I jerked, startled, and realized that Mitch was looking at my hand—at the bracelet wrapped around my fingers. It had been in the bottom of the box. I hadn’t even known that I’d picked it up. It was simple: a discolored nylon string, knotted into a loop and strung with plastic alphabet beads that had faded and chipped until the letters were almost unreadable. But not quite.

“No one,” I said. I tossed the bracelet back in the box, disturbed that I’d picked it up without noticing. I can’t tell you more. Not over the phone, Liv had said.

“Then why do you have her bracelet?” he asked with a little laugh. “Let me guess. Elementary school crush. Your BFF. Your babysitter.”

“I don’t even know why that thing is in there,” I said. I should have gotten rid of it a long time ago. I crammed the binder and the cards and the quilt back in the box. The things in that box were the very last possessions I’d taken with me when I left Chester. “Maybe I should throw it all out. Move on.”

“You know, I don’t think I’ve told you how fucking amazing you are,” Mitch said. “You were eleven years old and you put a serial killer away. They had jack shit on Stahl without your testimony.

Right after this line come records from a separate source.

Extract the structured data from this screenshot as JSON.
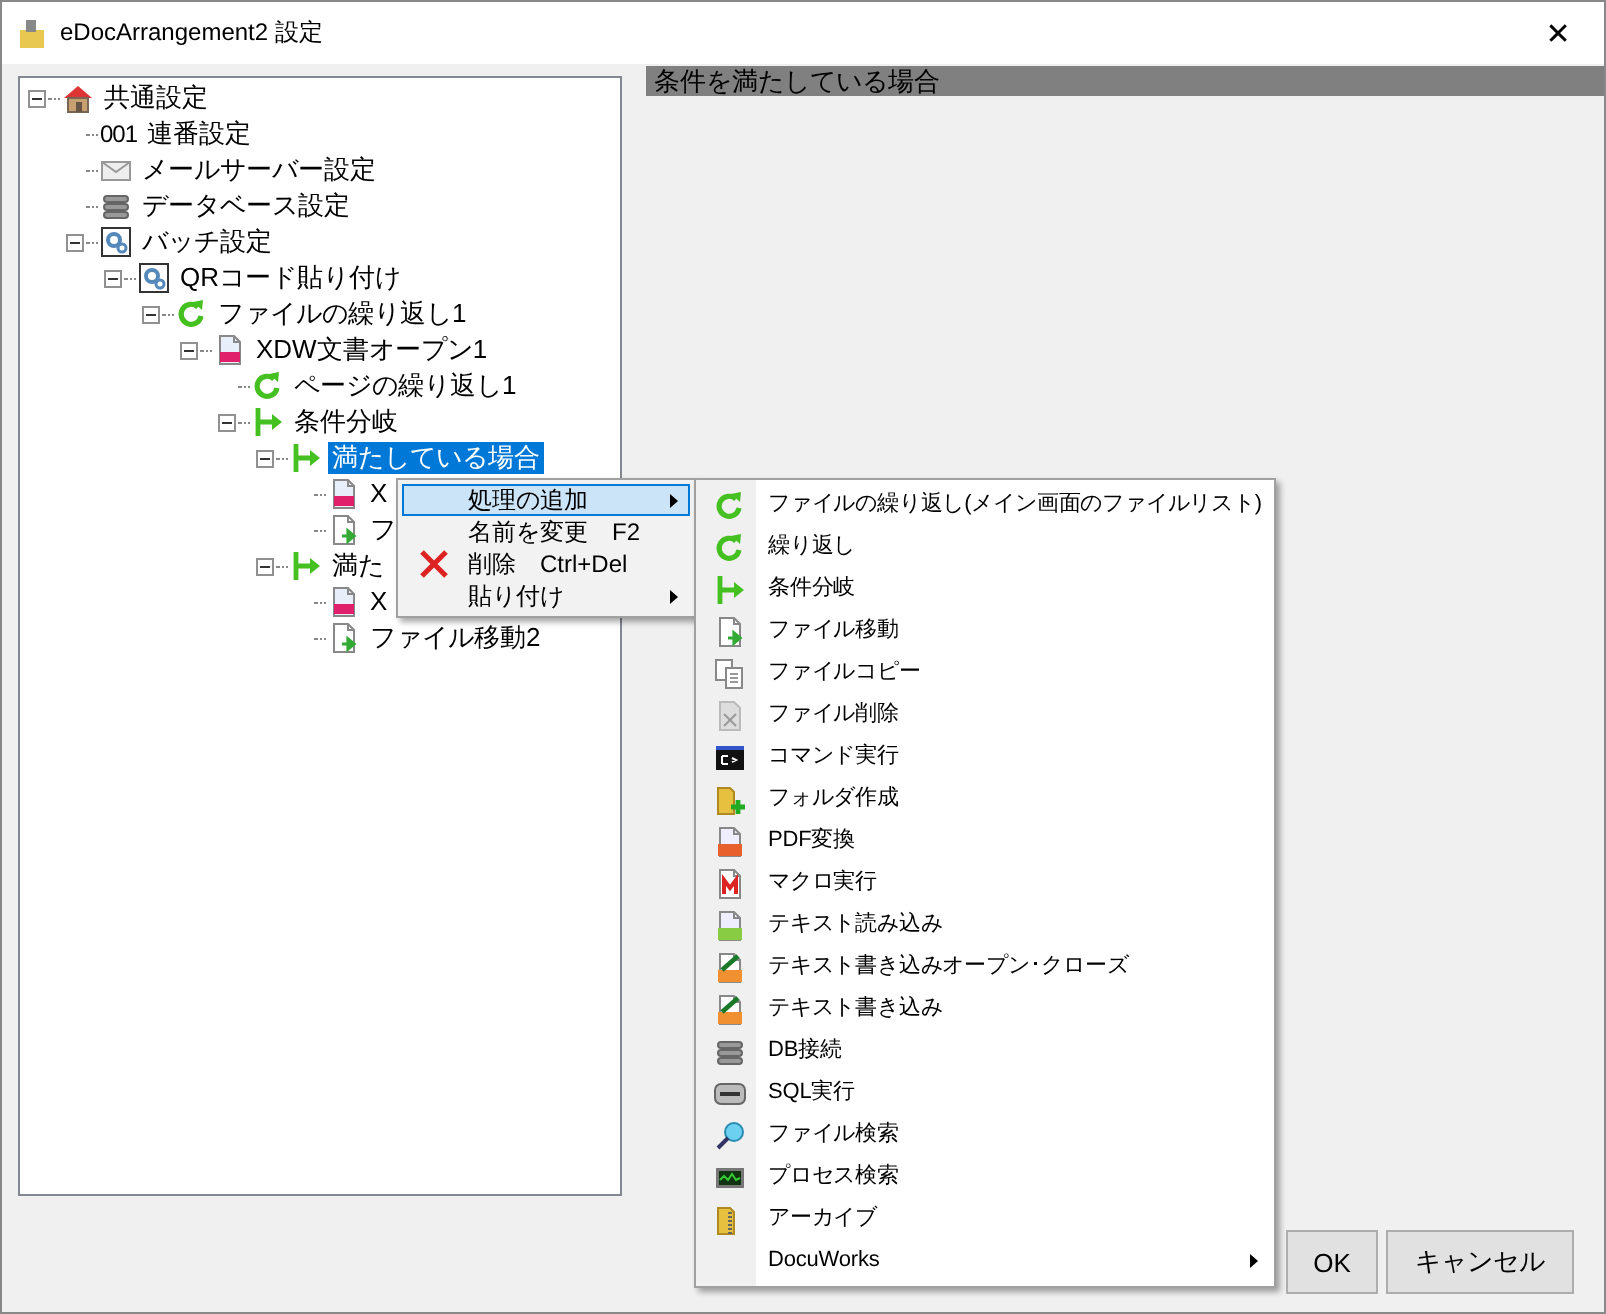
{
  "window": {
    "title": "eDocArrangement2 設定",
    "close": "✕"
  },
  "tree": {
    "nodes": [
      {
        "label": "共通設定",
        "kind": "house",
        "expanded": true,
        "selected": false,
        "children": [
          {
            "label": "連番設定",
            "badge": "001",
            "kind": "counter",
            "selected": false
          },
          {
            "label": "メールサーバー設定",
            "kind": "mail",
            "selected": false
          },
          {
            "label": "データベース設定",
            "kind": "database",
            "selected": false
          },
          {
            "label": "バッチ設定",
            "kind": "gear",
            "expanded": true,
            "selected": false,
            "children": [
              {
                "label": "QRコード貼り付け",
                "kind": "gear",
                "expanded": true,
                "selected": false,
                "children": [
                  {
                    "label": "ファイルの繰り返し1",
                    "kind": "loop",
                    "expanded": true,
                    "selected": false,
                    "children": [
                      {
                        "label": "XDW文書オープン1",
                        "kind": "document",
                        "expanded": true,
                        "selected": false,
                        "children": [
                          {
                            "label": "ページの繰り返し1",
                            "kind": "loop",
                            "selected": false
                          },
                          {
                            "label": "条件分岐",
                            "kind": "branch",
                            "expanded": true,
                            "selected": false,
                            "children": [
                              {
                                "label": "満たしている場合",
                                "kind": "branch",
                                "expanded": true,
                                "selected": true,
                                "children": [
                                  {
                                    "label": "X",
                                    "kind": "document",
                                    "selected": false
                                  },
                                  {
                                    "label": "フ",
                                    "kind": "move",
                                    "selected": false
                                  }
                                ]
                              },
                              {
                                "label": "満た",
                                "kind": "branch",
                                "expanded": true,
                                "selected": false,
                                "children": [
                                  {
                                    "label": "X",
                                    "kind": "document",
                                    "selected": false
                                  },
                                  {
                                    "label": "ファイル移動2",
                                    "kind": "move",
                                    "selected": false
                                  }
                                ]
                              }
                            ]
                          }
                        ]
                      }
                    ]
                  }
                ]
              }
            ]
          }
        ]
      }
    ]
  },
  "panel": {
    "header": "条件を満たしている場合"
  },
  "context_menu": {
    "items": [
      {
        "label": "処理の追加",
        "kind": "plain",
        "submenu": true,
        "selected": true
      },
      {
        "label": "名前を変更",
        "shortcut": "F2",
        "kind": "plain",
        "submenu": false,
        "selected": false
      },
      {
        "label": "削除",
        "shortcut": "Ctrl+Del",
        "kind": "delete",
        "submenu": false,
        "selected": false
      },
      {
        "label": "貼り付け",
        "kind": "plain",
        "submenu": true,
        "selected": false
      }
    ]
  },
  "submenu": {
    "items": [
      {
        "label": "ファイルの繰り返し(メイン画面のファイルリスト)",
        "kind": "loop",
        "submenu": false
      },
      {
        "label": "繰り返し",
        "kind": "loop",
        "submenu": false
      },
      {
        "label": "条件分岐",
        "kind": "branch",
        "submenu": false
      },
      {
        "label": "ファイル移動",
        "kind": "move",
        "submenu": false
      },
      {
        "label": "ファイルコピー",
        "kind": "copy",
        "submenu": false
      },
      {
        "label": "ファイル削除",
        "kind": "remove",
        "submenu": false
      },
      {
        "label": "コマンド実行",
        "kind": "command",
        "submenu": false
      },
      {
        "label": "フォルダ作成",
        "kind": "newfolder",
        "submenu": false
      },
      {
        "label": "PDF変換",
        "kind": "pdf",
        "submenu": false
      },
      {
        "label": "マクロ実行",
        "kind": "macro",
        "submenu": false
      },
      {
        "label": "テキスト読み込み",
        "kind": "textread",
        "submenu": false
      },
      {
        "label": "テキスト書き込みオープン･クローズ",
        "kind": "textwrite",
        "submenu": false
      },
      {
        "label": "テキスト書き込み",
        "kind": "textwrite",
        "submenu": false
      },
      {
        "label": "DB接続",
        "kind": "database",
        "submenu": false
      },
      {
        "label": "SQL実行",
        "kind": "sql",
        "submenu": false
      },
      {
        "label": "ファイル検索",
        "kind": "search",
        "submenu": false
      },
      {
        "label": "プロセス検索",
        "kind": "process",
        "submenu": false
      },
      {
        "label": "アーカイブ",
        "kind": "archive",
        "submenu": false
      },
      {
        "label": "DocuWorks",
        "kind": "plain",
        "submenu": true
      }
    ]
  },
  "buttons": [
    "OK",
    "キャンセル"
  ]
}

You were a pint-sized badass, and I think holding on to things that celebrate that isn’t a bad thing at all.”

I shook my head. I hadn’t been brave, just obedient—and terrified. Not of Stahl, but of failing. The police and the prosecutors and everyone else told me over and over again that I had to do it, that it was all on me.

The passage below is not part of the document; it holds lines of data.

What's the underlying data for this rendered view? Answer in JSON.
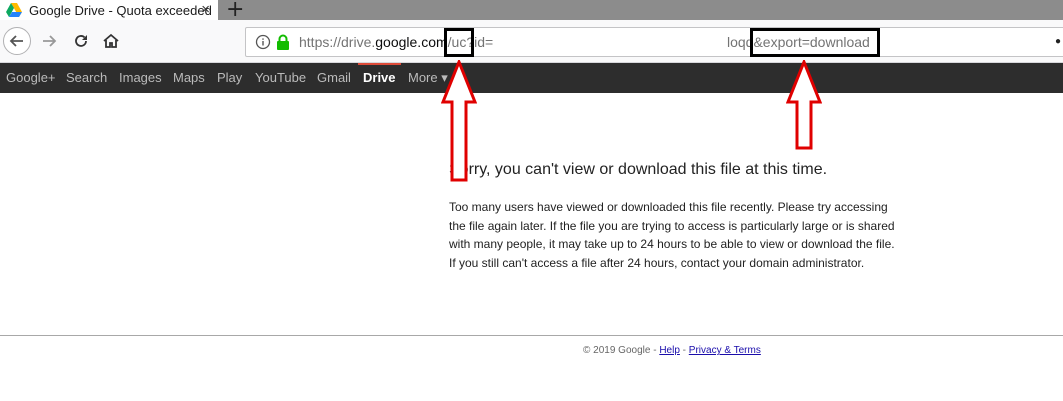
{
  "tab": {
    "title": "Google Drive - Quota exceeded",
    "close_label": "×",
    "new_tab_label": "+"
  },
  "toolbar": {
    "url_prefix": "https://drive.",
    "url_host": "google.com",
    "url_path": "/uc?id=",
    "url_tail": "loqq&export=download"
  },
  "gbar": {
    "items": [
      "Google+",
      "Search",
      "Images",
      "Maps",
      "Play",
      "YouTube",
      "Gmail",
      "Drive",
      "More ▾"
    ]
  },
  "message": {
    "title": "Sorry, you can't view or download this file at this time.",
    "body": "Too many users have viewed or downloaded this file recently. Please try accessing the file again later. If the file you are trying to access is particularly large or is shared with many people, it may take up to 24 hours to be able to view or download the file. If you still can't access a file after 24 hours, contact your domain administrator."
  },
  "footer": {
    "copyright": "© 2019 Google - ",
    "help": "Help",
    "separator": " - ",
    "privacy": "Privacy & Terms"
  },
  "colors": {
    "annotation_box": "#000000",
    "arrow": "#e00000",
    "gbar_bg": "#2d2d2d",
    "link": "#1a0dab"
  }
}
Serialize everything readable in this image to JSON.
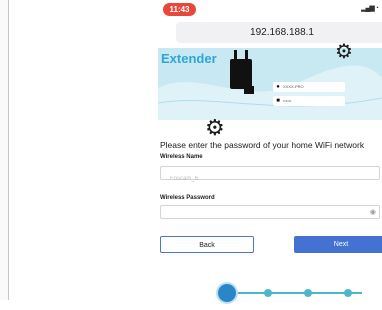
{
  "status": {
    "time": "11:43"
  },
  "browser": {
    "address": "192.168.188.1"
  },
  "hero": {
    "title": "Extender",
    "username_placeholder": "XXXX-PRO",
    "password_placeholder": "••••••"
  },
  "form": {
    "instruction": "Please enter the password of your home WiFi network",
    "wireless_name_label": "Wireless Name",
    "wireless_name_value": "Foscam_6",
    "wireless_password_label": "Wireless Password",
    "wireless_password_value": ""
  },
  "buttons": {
    "back": "Back",
    "next": "Next"
  },
  "stepper": {
    "current_step": 1,
    "total_steps": 4
  },
  "colors": {
    "accent": "#4472d3",
    "time_badge": "#e8473c",
    "hero_bg": "#c8e8f2",
    "step": "#4fb6c9"
  }
}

We’d all identified Stahl, but there were questions about witness contamination with Liv and Cass. They’d given general descriptions right away, but they’d seen Stahl on the news before the official ID. I’d been unconscious during the televised arrest, untainted. So while all three of us testified, my words counted the most. I had to do it. Otherwise none of his victims would have justice, and he was an evil, evil man, and did I want him going free?

“I’m going to go home for a while,” I said. I hadn’t been certain until I spoke the words out loud.

“Home? You mean Chester? Why?”

“You know. See my dad. See Liv and Cassidy.”

“That makes sense,” he said, nodding. “Go back to the beginning. Full circle and all of that. Get some closure.”

What does that even mean, you found her?

I’ll tell you, but only in person.

I’m not going back.

We owe it to her.

“Closure. Yeah. Something like that.”





We met on the first day of kindergarten. This was, of course, completely inevitable; Chester Elementary only had one class per grade. I was well aware when I sat down in the front row between Olivia Barnes and Cassidy Green that I was the moat between two opposing armies.

Cassidy’s dad, Big Jim, was the mayor of Chester and owned the last operating mill in town. One of the last in the whole county, in fact. Chester was a town that still sported signs reading THIS HOME SUPPORTED BY TIMBER DOLLARS, but increasingly those signs were a lie. The blame for this fell, fairly or not, on people like Marcus Barnes and his wife, Kimiko.

Kimiko was a biologist, Marcus an environmental lawyer, and between the two of them they represented everything Chester hated. After they moved to town, they woke up one morning to find a spotted owl, neck broken, dumped on their doorstep. They’d had their tires slashed while they were eating at the family restaurant in town, and Kimiko had fielded more than one racist and obscene call.

The truth was that by the time they arrived the era of plenty was over for the logging industry in the Pacific Northwest. The Olympic National Forest belonged to the owls, whether Chester liked it or not, and it wasn’t Marcus and Kimiko Barnes who’d made that happen. But the grief and fear of a dying town didn’t care about logic. Liv started that first day already an outcast.

Nobody hated me or my family the way they hated hers, but I was almost as much of an outsider as she was. I was the girl with divorced parents. The girl with holes in her clothes and a stale smell. Mom was a floozy who’d walked out and Dad was a lazy drunk who could barely hold down a part-time job at the bar, and no one expected me to turn out any better.